I am currently building a fast paced multi-player game where security is a big concern.
I have implemented stop-and-wait (a temporary measure, for simplicity’s sake) over UDP in Java.
However, I’m concerned that a malicious party could send false acks or messages to the sender or receiver respectively, making the sequence numbers go out of sync — essentially causing either messages to be lost (crashing the game!) or the sender to resend indefinitely.
Further up in my application, each participant is identified by an RSA public key, so I could add a signed hash to each message for authentication purposes… but this greatly increases header size and muddles my architecture layers somewhat.
Is this a common approach? Are there good known solutions to this problem?
What Jonathan said. Generally speaking, you need to provide your own means of defending against out of order or dropped packets while using UDP. There isn’t a “standard” way of dealing with this problem — other than using TCP instead. You can, as you said, validate the client’s identity on every packet — but keep in mind validating the client’s identity, even with something like RSA — doesn’t help you against malicious clients. They can just connect to the game server, validate themselves, and start sending garbage. After all, they are who they say they are.

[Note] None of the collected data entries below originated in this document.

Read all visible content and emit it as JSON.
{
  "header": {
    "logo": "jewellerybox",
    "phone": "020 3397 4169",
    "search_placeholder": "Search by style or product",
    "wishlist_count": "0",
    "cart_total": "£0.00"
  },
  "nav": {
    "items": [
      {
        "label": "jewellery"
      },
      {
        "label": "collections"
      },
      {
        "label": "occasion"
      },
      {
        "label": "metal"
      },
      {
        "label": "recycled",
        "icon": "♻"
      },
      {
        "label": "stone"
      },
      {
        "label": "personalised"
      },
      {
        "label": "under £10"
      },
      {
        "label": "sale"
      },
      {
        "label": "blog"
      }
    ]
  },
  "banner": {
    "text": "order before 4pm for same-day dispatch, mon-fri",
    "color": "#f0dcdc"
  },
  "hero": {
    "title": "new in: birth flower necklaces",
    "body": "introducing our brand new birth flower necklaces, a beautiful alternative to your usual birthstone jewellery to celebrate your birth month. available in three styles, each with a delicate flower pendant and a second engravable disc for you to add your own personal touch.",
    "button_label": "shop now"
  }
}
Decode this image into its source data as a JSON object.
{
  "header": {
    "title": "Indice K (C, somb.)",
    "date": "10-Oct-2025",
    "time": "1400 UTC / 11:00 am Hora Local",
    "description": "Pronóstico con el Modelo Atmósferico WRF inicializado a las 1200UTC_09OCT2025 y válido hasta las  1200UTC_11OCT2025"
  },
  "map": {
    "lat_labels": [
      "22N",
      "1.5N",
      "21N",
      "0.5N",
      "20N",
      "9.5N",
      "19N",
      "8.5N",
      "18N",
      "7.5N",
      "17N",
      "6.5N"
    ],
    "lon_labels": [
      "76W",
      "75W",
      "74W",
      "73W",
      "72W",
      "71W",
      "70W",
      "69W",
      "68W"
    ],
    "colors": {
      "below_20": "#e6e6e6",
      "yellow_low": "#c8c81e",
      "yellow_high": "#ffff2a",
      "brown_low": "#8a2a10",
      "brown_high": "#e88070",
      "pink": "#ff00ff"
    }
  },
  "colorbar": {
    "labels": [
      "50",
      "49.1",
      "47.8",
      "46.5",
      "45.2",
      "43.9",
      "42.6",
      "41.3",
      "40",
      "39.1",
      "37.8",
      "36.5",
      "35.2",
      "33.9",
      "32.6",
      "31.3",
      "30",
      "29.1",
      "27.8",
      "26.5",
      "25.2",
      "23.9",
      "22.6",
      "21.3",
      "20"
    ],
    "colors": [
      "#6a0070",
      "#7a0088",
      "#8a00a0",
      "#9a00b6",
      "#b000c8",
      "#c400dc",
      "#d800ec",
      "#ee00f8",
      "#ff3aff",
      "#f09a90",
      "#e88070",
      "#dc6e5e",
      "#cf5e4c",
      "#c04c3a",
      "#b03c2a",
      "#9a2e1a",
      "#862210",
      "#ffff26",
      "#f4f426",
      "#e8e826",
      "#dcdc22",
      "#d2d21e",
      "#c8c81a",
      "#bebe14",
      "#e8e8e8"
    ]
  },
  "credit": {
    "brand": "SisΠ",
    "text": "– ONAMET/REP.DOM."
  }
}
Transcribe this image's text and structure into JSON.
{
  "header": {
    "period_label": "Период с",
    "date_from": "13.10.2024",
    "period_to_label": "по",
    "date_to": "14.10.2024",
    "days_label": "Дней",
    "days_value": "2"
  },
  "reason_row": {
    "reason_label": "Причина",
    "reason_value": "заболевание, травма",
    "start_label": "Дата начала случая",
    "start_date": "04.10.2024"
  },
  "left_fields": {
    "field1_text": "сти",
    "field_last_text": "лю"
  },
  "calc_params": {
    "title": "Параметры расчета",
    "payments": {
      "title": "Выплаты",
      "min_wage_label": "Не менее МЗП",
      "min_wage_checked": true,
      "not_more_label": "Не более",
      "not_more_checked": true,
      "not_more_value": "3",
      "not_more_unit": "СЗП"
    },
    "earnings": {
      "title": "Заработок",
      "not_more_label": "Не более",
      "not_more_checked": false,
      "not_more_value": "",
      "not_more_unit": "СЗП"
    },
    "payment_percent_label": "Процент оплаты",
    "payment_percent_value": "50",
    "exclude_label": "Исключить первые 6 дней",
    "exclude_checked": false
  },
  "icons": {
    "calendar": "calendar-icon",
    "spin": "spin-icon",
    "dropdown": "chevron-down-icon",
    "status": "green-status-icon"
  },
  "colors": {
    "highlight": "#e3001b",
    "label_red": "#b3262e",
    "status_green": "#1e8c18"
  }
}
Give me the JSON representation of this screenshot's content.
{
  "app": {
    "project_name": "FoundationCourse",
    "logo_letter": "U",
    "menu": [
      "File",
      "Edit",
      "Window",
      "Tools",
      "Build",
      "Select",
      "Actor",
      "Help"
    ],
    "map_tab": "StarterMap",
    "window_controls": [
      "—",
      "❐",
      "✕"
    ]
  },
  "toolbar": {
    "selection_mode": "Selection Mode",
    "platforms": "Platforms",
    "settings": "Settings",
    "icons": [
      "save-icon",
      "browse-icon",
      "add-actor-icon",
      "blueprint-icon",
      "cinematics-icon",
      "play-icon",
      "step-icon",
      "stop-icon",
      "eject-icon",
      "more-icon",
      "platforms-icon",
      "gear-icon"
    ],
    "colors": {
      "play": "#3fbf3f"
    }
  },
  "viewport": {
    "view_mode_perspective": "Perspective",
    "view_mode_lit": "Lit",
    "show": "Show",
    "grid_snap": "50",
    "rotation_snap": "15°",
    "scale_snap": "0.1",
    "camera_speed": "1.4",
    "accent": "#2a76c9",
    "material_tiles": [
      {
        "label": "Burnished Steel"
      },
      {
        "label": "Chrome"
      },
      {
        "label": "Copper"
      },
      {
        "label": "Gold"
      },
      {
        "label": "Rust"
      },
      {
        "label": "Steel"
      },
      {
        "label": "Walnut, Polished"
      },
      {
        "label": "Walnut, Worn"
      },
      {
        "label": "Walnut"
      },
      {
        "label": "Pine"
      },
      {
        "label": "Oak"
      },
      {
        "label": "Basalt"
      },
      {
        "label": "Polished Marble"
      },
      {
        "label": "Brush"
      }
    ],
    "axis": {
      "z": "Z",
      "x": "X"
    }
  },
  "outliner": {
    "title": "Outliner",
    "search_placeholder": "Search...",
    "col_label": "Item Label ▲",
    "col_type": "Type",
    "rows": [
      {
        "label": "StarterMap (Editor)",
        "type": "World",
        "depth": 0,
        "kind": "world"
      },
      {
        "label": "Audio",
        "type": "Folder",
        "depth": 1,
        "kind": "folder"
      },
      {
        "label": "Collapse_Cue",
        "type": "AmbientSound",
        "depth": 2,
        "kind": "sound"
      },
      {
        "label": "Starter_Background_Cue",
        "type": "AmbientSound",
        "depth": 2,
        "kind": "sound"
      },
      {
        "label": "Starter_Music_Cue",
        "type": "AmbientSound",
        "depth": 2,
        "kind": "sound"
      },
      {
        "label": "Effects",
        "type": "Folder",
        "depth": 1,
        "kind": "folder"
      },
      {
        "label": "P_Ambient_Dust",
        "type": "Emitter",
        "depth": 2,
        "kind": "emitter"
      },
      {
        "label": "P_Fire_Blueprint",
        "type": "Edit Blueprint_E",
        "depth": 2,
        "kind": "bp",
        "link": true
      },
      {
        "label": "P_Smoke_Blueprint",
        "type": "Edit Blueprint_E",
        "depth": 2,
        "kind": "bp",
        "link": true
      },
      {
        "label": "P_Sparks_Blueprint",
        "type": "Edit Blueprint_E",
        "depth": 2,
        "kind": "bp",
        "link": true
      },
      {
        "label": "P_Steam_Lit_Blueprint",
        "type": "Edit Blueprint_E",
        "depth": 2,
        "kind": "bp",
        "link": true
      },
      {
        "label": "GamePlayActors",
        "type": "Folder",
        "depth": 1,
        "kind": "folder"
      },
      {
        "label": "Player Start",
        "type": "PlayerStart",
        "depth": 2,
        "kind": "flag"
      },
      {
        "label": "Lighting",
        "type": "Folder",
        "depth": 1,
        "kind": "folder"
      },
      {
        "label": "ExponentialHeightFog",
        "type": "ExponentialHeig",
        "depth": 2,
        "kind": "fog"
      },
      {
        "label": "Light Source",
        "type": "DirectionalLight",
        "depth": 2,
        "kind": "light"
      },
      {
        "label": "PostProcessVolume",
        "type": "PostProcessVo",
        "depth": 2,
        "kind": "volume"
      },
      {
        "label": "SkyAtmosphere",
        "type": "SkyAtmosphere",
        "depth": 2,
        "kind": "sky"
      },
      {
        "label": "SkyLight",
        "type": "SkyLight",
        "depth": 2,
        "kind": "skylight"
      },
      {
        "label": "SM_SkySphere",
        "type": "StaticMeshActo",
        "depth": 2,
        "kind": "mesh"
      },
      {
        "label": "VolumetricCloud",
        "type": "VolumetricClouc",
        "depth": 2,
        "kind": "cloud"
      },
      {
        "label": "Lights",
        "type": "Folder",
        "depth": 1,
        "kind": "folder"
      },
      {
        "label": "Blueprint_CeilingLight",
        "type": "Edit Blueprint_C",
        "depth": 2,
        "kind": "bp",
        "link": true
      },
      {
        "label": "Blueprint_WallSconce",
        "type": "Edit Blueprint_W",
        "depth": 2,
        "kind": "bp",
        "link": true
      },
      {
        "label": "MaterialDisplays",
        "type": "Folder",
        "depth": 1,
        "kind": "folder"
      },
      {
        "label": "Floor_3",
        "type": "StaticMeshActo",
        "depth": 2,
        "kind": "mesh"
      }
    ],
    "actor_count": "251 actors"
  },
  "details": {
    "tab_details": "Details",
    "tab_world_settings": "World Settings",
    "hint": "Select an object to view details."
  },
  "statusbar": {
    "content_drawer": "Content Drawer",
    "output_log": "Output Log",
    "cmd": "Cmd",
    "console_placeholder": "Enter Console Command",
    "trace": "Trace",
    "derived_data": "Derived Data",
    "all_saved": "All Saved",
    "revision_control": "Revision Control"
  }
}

For most game server designs, to my (albeit limited) understanding, usually the server has the notion of a “tick” — whereby clients can register that some events happen within the tick, and the server enforces the rules against what the clients send. But when the tick ends, any events received by the server corresponding to that tick are discarded. This adds a race element which does not increase actual security of the system, but does add an element which makes it more difficult.
Of course making any system like this “secure” in that a client couldn’t spoof their origin would essentially require doing a TLS tunnel, which I would assume won’t meet your performance requirements.